Vasoconstriction is the narrowing of the blood vessels, which reduces blood loss during injury.
- Describe vascular spasms in hemostasis
- Vasoconstriction is the narrowing of the blood vessels, which increases blood pressure but can decrease blood flow and loss.
- Vasoconstriction is mediated by contraction of the smooth muscles lining a blood vessel.
- Vasoconstriction is caused by thromboxane A2 from activated platelets and injured epithelial cells, nervous system reflexes from pain, and direct injury to vascular smooth muscle.
- Vasopressins are drugs that may induce vasoconstriction and increase blood pressure.
- Vasonstriction only lasts for a few minutes during hemostasis. During inflammation that follows the injury, it is replaced by vasodilation as the healing process begins.
- endothelial cells: The endothelium comprises the thin layer of endothelial cells
that lines the interior surface of blood and lymphatic vessels, forming an interface between circulating blood or lymph in the lumen and the rest of the vessel wall.
- vascular: Of, pertaining to, or containing vessels that conduct or circulate fluids such as blood, lymph, or sap through the body of an animal or plant.
- inflammation: A process that occurs during injury and generally follows hemostasis in which vasoconstriction ends and vasodilation begins.
Vasoconstriction is the narrowing of the blood vessels resulting from contraction of the smooth muscle wall of the vessels, particularly in the large arteries and small arterioles. The process is the opposite of vasodilation, the dilation and expansion of blood vessels. During hemostasis, a brief spasm of vasoconstriction occurs, which slows blood flow into the injured area while the clot forms.
Vasoconstriction during hemostasis: Blood vessel experiencing vasoconstriction as its smooth muscle contracts while the blood clot forms.
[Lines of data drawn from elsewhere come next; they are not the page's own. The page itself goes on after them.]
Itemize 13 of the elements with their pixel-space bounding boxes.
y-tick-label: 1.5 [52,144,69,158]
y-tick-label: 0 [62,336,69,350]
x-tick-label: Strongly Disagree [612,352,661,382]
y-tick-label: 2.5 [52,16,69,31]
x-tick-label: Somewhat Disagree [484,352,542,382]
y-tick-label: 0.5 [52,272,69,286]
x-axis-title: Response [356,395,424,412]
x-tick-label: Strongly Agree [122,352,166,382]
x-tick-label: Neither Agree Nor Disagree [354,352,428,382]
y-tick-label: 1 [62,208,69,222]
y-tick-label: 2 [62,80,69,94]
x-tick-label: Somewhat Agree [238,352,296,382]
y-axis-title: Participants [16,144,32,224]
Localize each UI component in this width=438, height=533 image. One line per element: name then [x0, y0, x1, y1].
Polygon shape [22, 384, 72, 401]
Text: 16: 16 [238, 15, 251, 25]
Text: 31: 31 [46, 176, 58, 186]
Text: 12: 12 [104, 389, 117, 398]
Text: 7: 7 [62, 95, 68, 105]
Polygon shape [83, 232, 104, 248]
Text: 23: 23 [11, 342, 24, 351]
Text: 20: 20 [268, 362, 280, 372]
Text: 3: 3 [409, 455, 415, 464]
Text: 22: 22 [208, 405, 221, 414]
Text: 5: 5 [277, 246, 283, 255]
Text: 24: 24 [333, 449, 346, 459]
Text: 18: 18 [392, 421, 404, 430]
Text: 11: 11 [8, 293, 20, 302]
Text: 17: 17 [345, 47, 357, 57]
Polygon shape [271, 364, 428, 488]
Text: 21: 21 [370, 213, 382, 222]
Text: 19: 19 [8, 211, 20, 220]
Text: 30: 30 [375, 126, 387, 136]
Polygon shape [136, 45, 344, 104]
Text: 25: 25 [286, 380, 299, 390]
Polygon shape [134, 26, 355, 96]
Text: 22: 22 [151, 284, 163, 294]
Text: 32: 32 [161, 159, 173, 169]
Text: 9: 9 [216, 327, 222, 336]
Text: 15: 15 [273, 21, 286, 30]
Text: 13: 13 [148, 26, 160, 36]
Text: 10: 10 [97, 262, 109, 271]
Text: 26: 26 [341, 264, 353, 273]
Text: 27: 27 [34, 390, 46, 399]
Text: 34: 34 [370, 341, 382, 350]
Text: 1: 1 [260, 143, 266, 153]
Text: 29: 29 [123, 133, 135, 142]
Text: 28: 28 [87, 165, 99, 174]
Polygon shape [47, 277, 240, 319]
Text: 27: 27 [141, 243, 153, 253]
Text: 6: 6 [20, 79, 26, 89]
Mechanisms of Vasoconstriction
The vasoconstriction response is triggered by factors such as a direct injury to vascular smooth muscle, signaling molecules released by injured endothelial cells and activated platelets (such as thromboxane A2), and nervous system reflexes initiated by local pain receptors. The spasm response becomes more effective as the amount of damage is increased. Vascular spasm is much more effective at slowing the flow of blood in smaller blood vessels. Vasoconstriction also causes an increase in blood pressure for affected blood vessels.
Smooth muscle in the vessel wall goes through intense contractions that constrict the vessel. If the vessels are small, spasms compress the inner walls together and may be able to stop the bleeding completely. If the vessels are medium to large-sized, the spasms slow down immediate outflow of blood, lessening the damage but still preparing the vessel for the later steps of hemostasis. The spasm response becomes stronger and lasts longer in more severe injuries. Vasoconstriction may be induced by drugs called vasopressins, which increase blood pressure and can help treat certain conditions.
Injury and Inflammation
During injury, vasoconstriction is brief, lasting only a few minutes while the platelet plug and coagulation cascade occur. This is because as tissues are damaged during an injury, inflammation occurs as a result of inflammatory mediator release from immune system cells (such as mast cells or NK cells) that receive cell stress cytokines from damaged enothelial cells or vasoactive amines (serotonin) that are secreted by activated platelets. During inflammation, vasodilation occur, along with increased vascular permeability and leukocyte chemotaxis, ending the spasm of vasoconstriction and hemostasis as wound healing begins.